Realised Flow
The official weekly statistics settle the question that matters most this week. Yellow maize shipped to Korea as the standout deepsea cargo, and vessel tracking shows more cargo on the water with further ships loading at port now. Whatever the forward book is doing, the physical export channel is demonstrably active - and it is grounded in confirmed movement rather than intention.
Forward Demand
The forward picture is the quieter half. The standing Asian feed tickets keep clearing to South American origin at the headline, with South African origin sitting at parity - close enough to compete, not low enough to pull new business at a winnable price. The commitment dates on those standing tickets have either passed or sit too near for fresh South African origin, so they do not represent new business at this stage. This is a soft, bearish-leaning read, but only for forward deepsea additions - a narrow slice of the market, not the whole of it. At the margin, a heavier European wheat-export programme into Africa this season lifts feed-grain competition.
Season Balance
On the season as a whole, the balance sits heavy and the bias is bearish. The record 2026/27 crop leaves stocks building into the close rather than drawing down, and the bulk of that surplus sits in white maize, where deepsea offtake is negligible and the carry-out is the dominant weight on price.
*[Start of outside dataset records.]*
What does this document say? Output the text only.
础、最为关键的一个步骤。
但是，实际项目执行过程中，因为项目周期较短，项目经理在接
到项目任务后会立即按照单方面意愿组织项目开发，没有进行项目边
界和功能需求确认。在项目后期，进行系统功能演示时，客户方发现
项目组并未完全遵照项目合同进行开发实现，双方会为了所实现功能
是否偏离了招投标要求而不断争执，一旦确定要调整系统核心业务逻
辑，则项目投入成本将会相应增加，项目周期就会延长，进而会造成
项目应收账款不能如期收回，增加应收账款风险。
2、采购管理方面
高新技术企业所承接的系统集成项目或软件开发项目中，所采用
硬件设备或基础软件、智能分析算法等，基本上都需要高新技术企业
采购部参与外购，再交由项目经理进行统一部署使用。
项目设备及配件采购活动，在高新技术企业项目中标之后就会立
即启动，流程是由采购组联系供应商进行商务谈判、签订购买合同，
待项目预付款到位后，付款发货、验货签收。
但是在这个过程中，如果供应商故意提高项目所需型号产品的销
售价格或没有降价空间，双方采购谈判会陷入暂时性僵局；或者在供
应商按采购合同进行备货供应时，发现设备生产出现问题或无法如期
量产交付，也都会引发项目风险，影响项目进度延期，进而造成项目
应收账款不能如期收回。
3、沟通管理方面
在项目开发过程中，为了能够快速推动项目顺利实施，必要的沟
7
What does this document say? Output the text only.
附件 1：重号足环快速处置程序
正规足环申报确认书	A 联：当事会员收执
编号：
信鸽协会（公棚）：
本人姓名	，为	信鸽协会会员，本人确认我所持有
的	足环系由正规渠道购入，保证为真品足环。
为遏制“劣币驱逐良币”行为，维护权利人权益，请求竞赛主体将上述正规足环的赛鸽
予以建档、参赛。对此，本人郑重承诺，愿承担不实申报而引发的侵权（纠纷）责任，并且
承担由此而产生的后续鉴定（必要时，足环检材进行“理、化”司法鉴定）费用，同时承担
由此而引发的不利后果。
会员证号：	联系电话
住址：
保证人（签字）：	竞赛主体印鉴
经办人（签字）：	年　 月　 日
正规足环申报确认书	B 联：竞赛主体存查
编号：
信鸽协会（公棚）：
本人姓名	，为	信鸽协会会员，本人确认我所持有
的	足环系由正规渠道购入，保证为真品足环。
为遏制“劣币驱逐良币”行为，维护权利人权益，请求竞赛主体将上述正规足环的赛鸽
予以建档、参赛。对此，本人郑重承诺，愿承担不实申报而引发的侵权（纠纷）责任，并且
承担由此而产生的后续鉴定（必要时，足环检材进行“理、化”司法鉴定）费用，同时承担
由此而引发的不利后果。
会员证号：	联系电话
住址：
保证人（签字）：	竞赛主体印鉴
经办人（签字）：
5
There is a forward qualifier on that read, and it sits with the new crop rather than the one in the field now. This season's record crop is grown and its size is already set, but it is still coming off the fields - the harvest is running later than usual this year after late rains - so it is not yet all in. What the season ahead can actually touch is the next crop, planted into the coming summer and harvested in 2027, marketing year 2027/28. Forecasters are calling for El Nino to develop and persist across that planting and the summer critical window, which raises the risk to new-crop yields. That is a forward risk rather than a certainty, and it does not promise a short crop. Read against it, the heavy carry-out is less a one-way bearish weight than the buffer the market carries into a weather-threatened new season, so over the forward horizon the picture is two-sided.
Set against that backdrop, the near-term physical flow leans the other way - the realised shipments above are the live, supportive counterpoint, led by yellow. That qualifies the heavy carry-out; it does not undo it. The hinge is parity on yellow: the booked export pipeline is already assumed inside that heavy close, so it has to convert just to keep stocks from building further. Hold inside the export zone and the pipeline converts as priced; if SAFEX firms or the rand strengthens enough to push yellow back out of parity, that pipeline stalls and the carry-out grows, which reads more bearish, not less.
Across the desk
Energy eased, bringing mild relief to freight and bunker costs and a softer tone to farm diesel - both modest tailwinds for the cost side. The rand-quanto hedge complex in gold and platinum was steady. Cocoa popped sharply. Further out, the prospect of an oil surplus in 2027 as Strait of Hormuz transit normalises would erode South Africa's freight edge into Asia over time, but that is a next-year consideration, not one for the current shipping window.
What we are watching
Whether next week's official print repeats the Asian deepsea line or shows it as a one-off, and whether the ships loading now confirm through into departures. And above all, parity on yellow: hold inside the export zone and the booked pipeline converts; slip out of it and the forward flow stalls.